This book is a worthwhile read for everyone, everyone that is who is interested in improving their lives. Of course most people just want to live their lives without being pestered into changing what ever it is that they are doing. This book isn’t for them, because it is definitely into poking and prodding its readers into being better people, and moving into a higher social class. Of course if you do read this book to the end you will probably try some of the suggestions and become a happier and more productive person.
Better Than Before: Mastering the Habits of Our Everyday Livesby Gretchen Rubin creates her own personality profile based on what she names “The Four Tendencies”; they are Upholder, Questioner, Rebel and Obliger. On page 267 there is an easy quiz that helps you define which of these basic types you most conform to, and that is helpful when reading the book, so you can better create new habits for yourself. This book is based on personal experience, and feedback from her personal web site of other people’s personal experiences. It isn’t science, but it provides a basis for experiments that might be put to more rigorous testing to discover if the four categories presented will change their habits and behaviors as Rubin implies.
When we are setting up a new habit she says accountability is the powerful factor in habit formation, and a ubiquitous feature in our lives. If we believe that someone’s watching, we behave differently. page 91 That future someone can be ourselves if we have the habit of observing our own actions and have cultivated the habit of taking responsibility for our actions. That idea followed the epigraph “Tell me with whom you consort and I will tell you who you are: if I know how you spend your time, then I know what might become of you.” Goethe, Maxims and Reflections.
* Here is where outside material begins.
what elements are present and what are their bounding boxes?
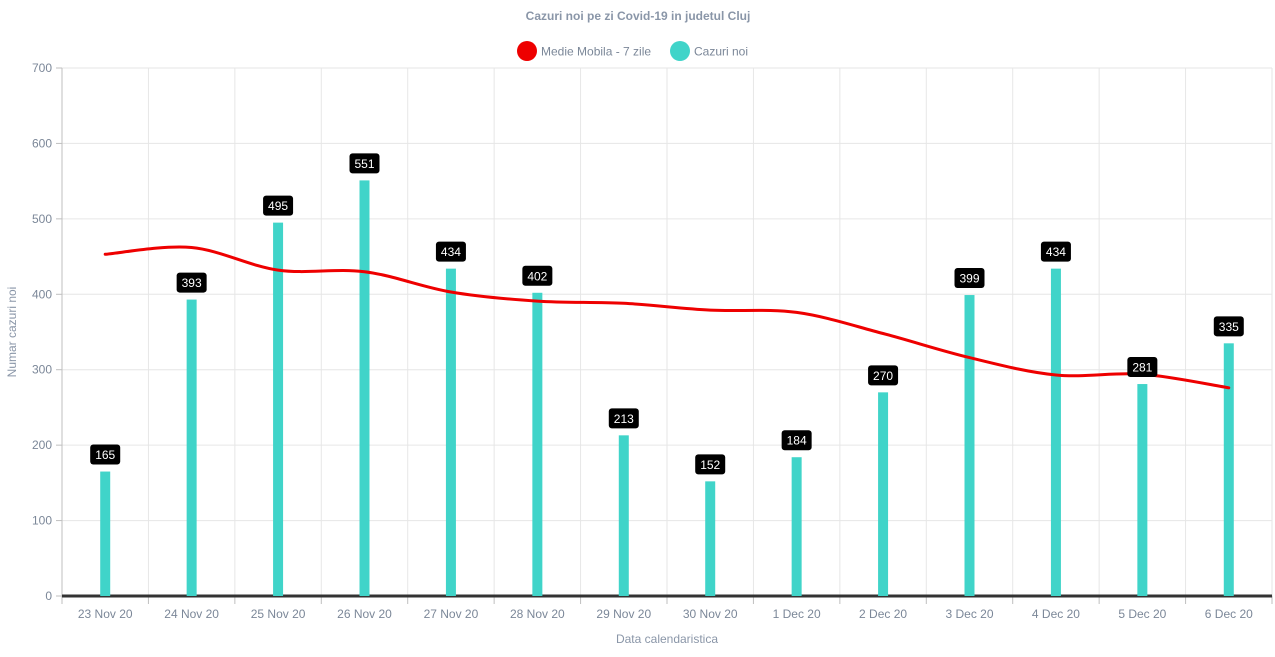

Another fine epigram is on page 45. “All our life, so far as it has definite form, is but a mass of habits—practical, emotional, and intellectual,—systematically organized for our weal or woe, and bearing us irresistibly toward our destiny.” William James. Talks to Teachers And Students
Three years ago I wrote a post, Why we can’t Trust the Ruling Class. It was about people of which Gretchen Rubin is a choice example, and with this book she is pointing the way for people of the new ruling class to live better. The trend clearly has its good side for those people who go to Harvard, Yale, MIT etc. because they have been selected out of the general population for their exceptional abilities. When at these institutions they meet and breed with other exceptional people, and their children are even more exceptional. This has gone on for three generations, and is continuing at an ever more selective level of refinement. It has now formed a new elite such has never before existed on Earth; brilliant, beautiful, well educated, and well connected. What’s not to like? The problem is that this very procedure has drained and is continuing to drain those very qualities away from the general population. The 99% are becoming more dull, uglier, stupider, and disconnected from society. Coming Apart: The State of White America, 1960-2010 by Charles Murray, provides the scientific proof of that assertion.
You can be better than before, but the window of opportunity is closing.